August 12, 2014
I’m on Highway 50 in south central Nevada. They call this “The Loneliest Road in America.” I’m happy to be here. It’s one of those days when I desperately feel the need to be alone.
A few days before I went out of town, I attended a social function. I’m afraid I made rather an ass of myself. Not for the first – nor, I’m sure, for the last – time; however, in the process I fear that I may have offended some people whose opinions are important to me.
We all make these social errors from time to time. We know that other people make them, too. Yet somehow when you’re the one doing it, it feels as if it’s only you. Everyone around you seems the picture of social aptitude and grace. Other people never make these mistakes, never humiliate themselves the way we have done, on more occasions than we care to enumerate. And sometimes it’s difficult not to despise ourselves for not being more capable, for not knowing when to speak and when to be silent, for not knowing what to speak, and what to be silent about.
I don’t necessarily believe that we should refrain from punishing ourselves when we do things we know we ought to regret. We’re past the age of having parents to discipline us, to admonish us when we go wrong, or to explain to us what we should have done instead. Any punishment we receive must be self-inflicted; any atonement we make must be self-imposed. And perhaps these steps are necessary; perhaps the punishment and the atonement are what make you remember, the next time, not to behave in ways you might soon regret.
I’m not opposed to the process. I only wish it ended sooner. Because I’m ready to let go of the hurt in my heart. It just doesn’t seem to be ready yet, to let go of me.
Our friends forgive us our flaws so long as they’re not too flagrant. They overlook our oddest opinions so long as they’re not too offensive; they refuse to resent our rambling rants so long as they’re not too rotten. There is a great deal of inertia in a friendship. Our opinions of our friends, and theirs of us, do not change as a result of one day or one night or one weekend, as a result of one misspoken sentiment or one misinterpreted gesture. It takes months, even years, as our intimacy with one another waxes and wanes, for our impressions to truly change, for our evaluations of one another to shift positions on the social scale of bad and good. There are certainly people in my life whom I have grown to like more and more as the years have passed. And likewise, there are those whom I care for less and less. And undoubtedly other people’s estimation of me has risen and fallen in a similar fashion.
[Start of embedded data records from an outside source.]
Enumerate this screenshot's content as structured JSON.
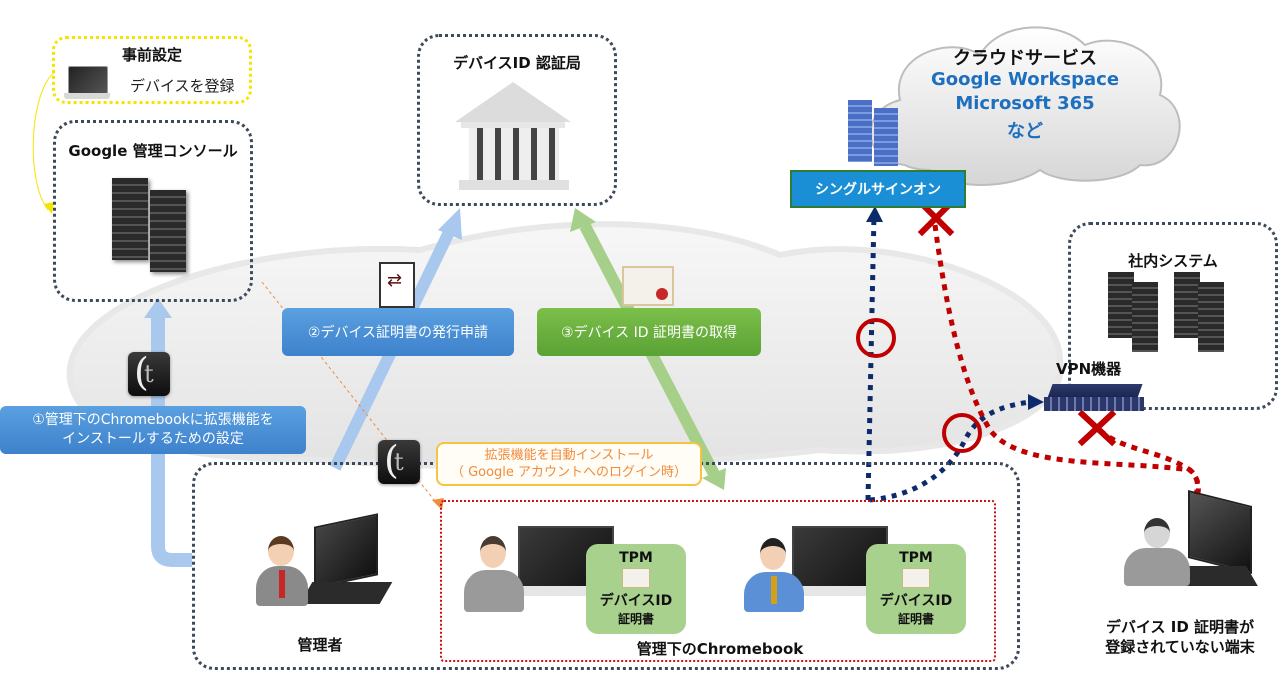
{
  "pre_setup": {
    "title": "事前設定",
    "label": "デバイスを登録",
    "icon": "laptop-icon"
  },
  "google_console": {
    "title": "Google 管理コンソール",
    "icon": "server-rack-icon"
  },
  "ca": {
    "title": "デバイスID 認証局",
    "icon": "bank-building-icon"
  },
  "cloud": {
    "title": "クラウドサービス",
    "services": [
      "Google Workspace",
      "Microsoft 365",
      "など"
    ],
    "service_color": "#1f6fbf"
  },
  "sso": {
    "label": "シングルサインオン",
    "icon": "server-rack-icon"
  },
  "internal": {
    "title": "社内システム",
    "vpn_label": "VPN機器"
  },
  "steps": {
    "step1_line1": "①管理下のChromebookに拡張機能を",
    "step1_line2": "インストールするための設定",
    "step2": "②デバイス証明書の発行申請",
    "step3": "③デバイス ID 証明書の取得"
  },
  "auto_install": {
    "line1": "拡張機能を自動インストール",
    "line2": "（ Google アカウントへのログイン時）"
  },
  "admin": {
    "label": "管理者"
  },
  "managed": {
    "label": "管理下のChromebook",
    "tpm_title": "TPM",
    "tpm_cert_line1": "デバイスID",
    "tpm_cert_line2": "証明書"
  },
  "unregistered": {
    "line1": "デバイス ID 証明書が",
    "line2": "登録されていない端末"
  },
  "colors": {
    "step_blue": "#4a90d9",
    "step_green": "#6ab04c",
    "allowed_path": "#0d2b6b",
    "denied_path": "#c00000",
    "sso_bg": "#1b8fd6"
  }
}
There is little in this life that is truly unconditional. Love, friendship – these ties between us and the people we care about are built on solid foundations which may be difficult to rock. But they can be rocked. Even destroyed. Any relationship can be toppled. If sufficient force is applied against it.
I think myself very fortunate that, on a day in which I would like nothing more than to crawl into a hole and die, that I’ve managed to find myself such a tremendously impressive hole. Because here on The Loneliest Road in America, I could commit a series of faux pas such as Miss Manners has never even dreamed about and my secret would forever remain between the sage and the salamanders and me.
But while I’m glad to have made such a timely escape, it only prolongs my torture. Because now I have no way of knowing what these particular individuals think of me now. Because they’re there, and I’m here. Out of touch, out of sight, and – I hope – out of mind. And now I have no choice but to wait. It will be many weeks, if not months, before I learn whether things have indeed changed between us, or if this, too, will wash casually under the bridge like any of the other countless instances in which I’ve said or done something I shouldn’t.
For those of us who suffer from these bouts of social ineptitude – and I suspect that it’s more common than any of us would care to confess – it’s tempting to long for an alternate solution. A stronger inner censor. Or perhaps an outer one, a tiny angel to sit on our shoulder and whisper “No!” in our ear when we’re about to deliver a speech we can’t ever take back. Perhaps we wish that we could be forced to edit our words before we’re permitted to speak them. Perhaps this is even why some of us become writers. Because in writing, there is always time to think and rethink before we speak. There is no blurting out our words; no chance of releasing them before we’ve had time to reconsider what we want to say – or what we ought not to say.
Of course, it would never work. Somehow I think it would put a serious crimp on our conversations if we had to respond to every inquiry with “How am I? Um… wait while I write down my answer. I’ll get it to you in half an hour.”
No, I’m afraid there’s nothing else for it. But to try again, and to try harder. Because most of the time, there is no escape. There is no Loneliest Road; no vast, vacant desert to which we can unburden our fears and frustrations, no wilderness into which we can release our pathetic whimpers and cries. We can take that road whenever we want to, take it away from our town, away from our friends, away from our most painful memories and most repented mistakes. We can take that road away. But eventually, we must also take it home.